We spent many Christmas mornings in matching pajamas. We spent many hours watching redbox movies and eating sushi. We all cried in the driveway when I left for college. I practiced softball in the backyard with my dad and played on the playset with Nathan and Grace. I was in my bedroom when I found out my 9th grade boyfriend cheated on me, I was in my parents room when I found out my Pepa passed away, I was in my kitchen when I found out I got into ODU, and I was sitting on my deck when I told my parents I was moving to St. John.

I will never forget the sound of my dad opening up his suitcase to give us presents after a business trip, the Sonos playing Goo Goo Dolls, or the smell of the Yankee Candle that always made me think Claire made cookies. 14 years of living in this home gave me enough strength, happiness, and wisdom to get me through the rest of my life.

momshouse

My mom, my step-dad Pete, Taylor & I moved into this house in 2002 while my mom was pregnant with Aidan. 2002 was apparently the year for baby brothers and new houses. My step-dad Rodney had passed away a couple of years before, so the years in between were difficult for all of us to find stability. Moving into this house was the beginning of a new chapter and a new family. My moms house is typically something out of a Martha Stewart or Williams-Sonoma catalogue. Black and white family photos hang perfectly on the walls, our Tiffany blue kitchen aid mixer is a perfect splash of color under our black painted cabinets and our mantle is always decorated with flowers and candles. This is the home where we would take prom pictures, have family gatherings, and where I wanted to bring my friends. All of the beautiful things in our home are a representation of hard work and dedication which is what I learned from my mom and Pete. They showed me what it took to get up in the morning, work your ass off all day, and come home exhausted with a smile on your face and be able to pull together a meal you would have thought took hours. I can’t fathom how many times I’ve walked in to my mom blasting music in the kitchen, dancing around wearing a baseball cap while doing all of the dishes or making a meal to take to a get-together. Or how many times I’ve heard Pete grinding coffee before 6am to bring up to my mom in bed to wake her up. Those moments are so pure and so full of love and looking back on them is a reminder of the light-hearted happiness that filled our home.

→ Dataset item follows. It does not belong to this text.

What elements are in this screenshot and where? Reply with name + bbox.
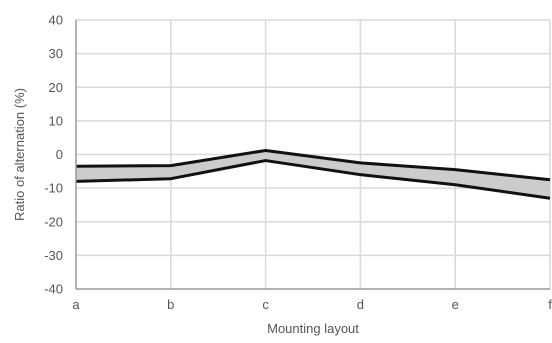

In this home I celebrated my 16th birthday and some uninvited guests (the police) shut that down pretty quick and I spent the next 3 months of summer INSIDE that house and NOT out with my friends. Oops, am I allowed to talk about that yet? Pete, I can feel you rolling your eyes as you read this. I became a big sister, again, to my sweet little Aidan Cooper. I wish I could put a number on how many family gatherings we have had in this home. Cookouts, crab feasts, 4th of July jello shots and surprise parties. All of those moments are a representation of how important family is and how much love is shared between so many people. In this home I’ve watched endless SNL skits that Pete had already watched 10 times over but couldn’t wait to share them with us and mouthed the words as they played. I’ve listened to Pete strum the guitar in the front room while the dog sits next to him on the couch looking out of the window. I’ve heard my mom and my sister start the sentence “WHO TOOK MY….” about a million times. In this home I threw a hot straightener at Taylor’s head, screamed at my brother at the dinner table, and slammed my door enough times that I’m surprised it didn’t get taken off the hinges. I’ve stolen bottles of Jose Cuervo out of the pantry and refilled Grey Goose bottles with water. I clearly remember being the definition of an angsty teenager in this home so I’m really glad they still like me. I was a little insane.

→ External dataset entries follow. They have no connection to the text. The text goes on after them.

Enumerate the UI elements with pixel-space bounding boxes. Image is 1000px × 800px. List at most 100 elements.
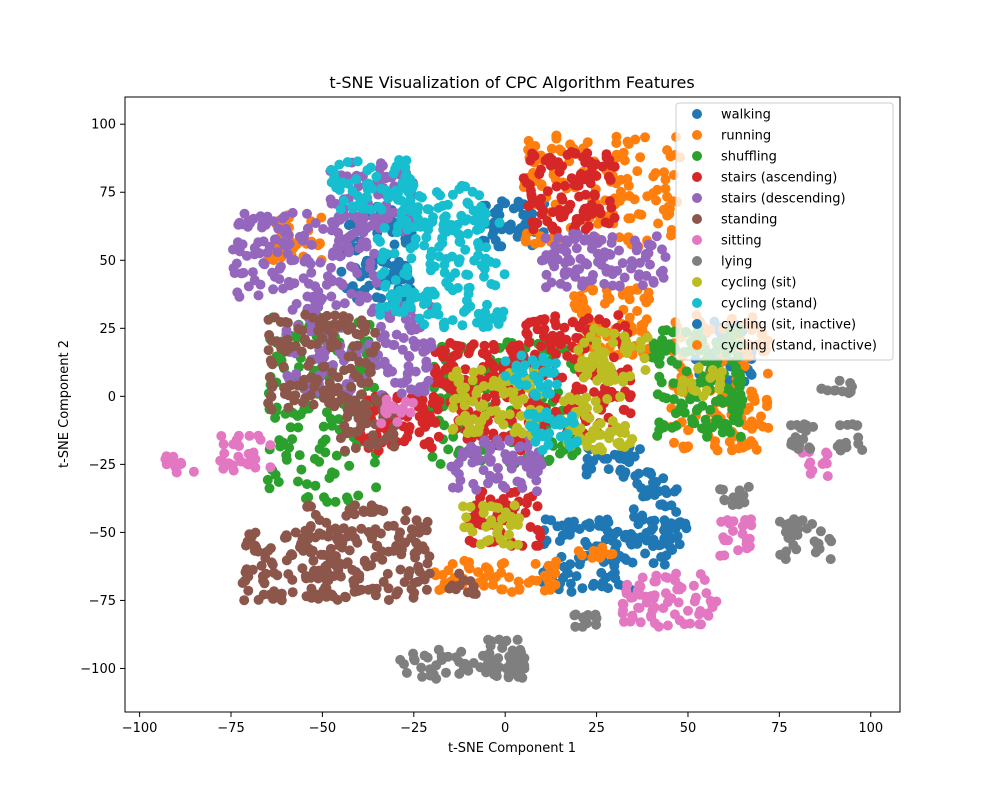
point-2-0-97	[318, 421, 329, 432]
point-4-3-99	[634, 257, 645, 268]
point-7-4-10	[719, 495, 730, 506]
point-5-0-94	[267, 559, 278, 570]
point-4-4-46	[492, 435, 503, 445]
point-5-2-114	[324, 377, 335, 388]
point-3-3-106	[547, 222, 558, 233]
point-9-0-117	[487, 313, 498, 324]
point-2-0-38	[287, 434, 298, 445]
point-7-1-13	[483, 664, 494, 675]
point-9-1-47	[337, 177, 348, 188]
point-9-0-124	[425, 251, 436, 262]
x-tick-label-4: 0	[501, 721, 509, 736]
point-4-1-80	[333, 212, 344, 223]
point-5-4-40	[343, 394, 354, 404]
point-5-1-111	[366, 500, 377, 511]
point-9-3-28	[519, 360, 530, 371]
point-7-1-11	[505, 659, 516, 670]
point-8-2-70	[498, 419, 509, 430]
point-0-2-92	[610, 573, 621, 584]
point-1-0-43	[622, 136, 633, 147]
point-6-5-7	[405, 407, 416, 418]
point-9-0-113	[420, 290, 431, 301]
y-tick-label-0: −100	[80, 662, 116, 677]
point-4-3-98	[549, 261, 560, 272]
point-8-0-34	[512, 519, 523, 530]
point-9-0-112	[377, 254, 387, 265]
point-5-1-127	[395, 564, 406, 575]
point-4-0-37	[310, 218, 321, 229]
point-5-4-18	[339, 420, 350, 431]
point-2-0-77	[293, 422, 304, 433]
point-2-2-67	[656, 377, 667, 388]
point-6-1-22	[228, 465, 239, 476]
point-1-2-113	[753, 419, 764, 430]
point-7-3-1	[834, 375, 845, 386]
point-4-2-104	[402, 374, 412, 385]
point-8-4-13	[698, 391, 709, 402]
point-9-0-8	[454, 254, 465, 265]
point-0-2-95	[569, 516, 579, 527]
point-1-0-101	[623, 180, 634, 191]
point-9-0-11	[494, 217, 505, 228]
point-9-0-119	[425, 259, 436, 270]
point-8-2-31	[471, 388, 482, 399]
y-tick-label-7: 75	[99, 186, 116, 201]
point-5-1-118	[310, 532, 321, 543]
point-7-2-22	[857, 445, 868, 455]
point-5-2-130	[356, 378, 367, 388]
point-5-4-4	[339, 445, 350, 456]
point-5-1-96	[400, 515, 411, 526]
point-3-3-75	[575, 169, 586, 179]
point-5-0-52	[281, 555, 292, 566]
point-9-0-131	[441, 254, 452, 264]
legend-items: walking running shuffling stairs (ascending…	[692, 108, 877, 354]
point-8-2-84	[460, 410, 471, 421]
point-5-1-119	[306, 501, 316, 512]
point-4-0-101	[269, 234, 280, 245]
point-9-0-135	[498, 306, 509, 317]
point-8-3-34	[619, 331, 630, 342]
point-0-5-22	[582, 453, 593, 464]
point-1-1-43	[496, 584, 507, 595]
point-0-2-16	[557, 520, 568, 531]
point-3-3-67	[579, 203, 590, 214]
point-5-0-77	[318, 549, 329, 560]
x-tick-label-2: −50	[309, 721, 336, 736]
point-4-3-36	[641, 270, 652, 281]
point-6-2-64	[658, 603, 669, 614]
legend-label-10: cycling (sit, inactive)	[721, 318, 856, 333]
point-3-3-104	[532, 198, 543, 209]
point-2-0-121	[371, 482, 382, 493]
point-9-0-132	[486, 279, 497, 289]
point-5-1-74	[383, 595, 394, 605]
point-5-2-53	[303, 360, 314, 371]
point-5-1-32	[377, 554, 388, 565]
point-8-3-56	[635, 343, 646, 354]
point-5-0-20	[239, 595, 250, 606]
x-tick-label-3: −25	[400, 721, 427, 736]
point-0-0-30	[640, 548, 651, 559]
point-6-2-26	[688, 580, 699, 591]
point-0-2-54	[626, 539, 637, 550]
legend-label-11: cycling (stand, inactive)	[721, 339, 877, 354]
point-9-1-46	[335, 204, 346, 215]
point-3-3-22	[542, 186, 553, 197]
point-8-3-40	[595, 372, 606, 383]
point-1-4-48	[578, 296, 589, 307]
point-2-0-98	[317, 437, 328, 448]
point-4-2-60	[291, 368, 302, 379]
point-2-2-80	[652, 389, 663, 400]
point-9-0-114	[401, 283, 412, 294]
point-9-1-29	[328, 166, 339, 177]
point-4-3-96	[546, 277, 557, 288]
point-4-0-106	[348, 262, 359, 273]
point-4-4-68	[527, 465, 538, 476]
point-1-4-73	[641, 314, 652, 325]
point-2-2-118	[705, 404, 716, 415]
point-5-2-81	[297, 397, 308, 408]
point-4-1-77	[389, 207, 400, 218]
point-3-2-32	[550, 406, 561, 417]
point-3-0-115	[434, 396, 445, 407]
point-8-1-52	[612, 422, 623, 433]
chart-title: t-SNE Visualization of CPC Algorithm Fea…	[329, 73, 694, 92]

Taking a day to remember these moments started off a little sad but I’m really glad I did this because it is now a documented reminder of how God has blessed me beyond words with two amazing homes with two lifetimes full of memories. I wouldn’t be where I am today without all 5 parents and all of my brothers and sisters. They gave me all of the knowledge and strength to leave home but to always remember where I came from. They built me.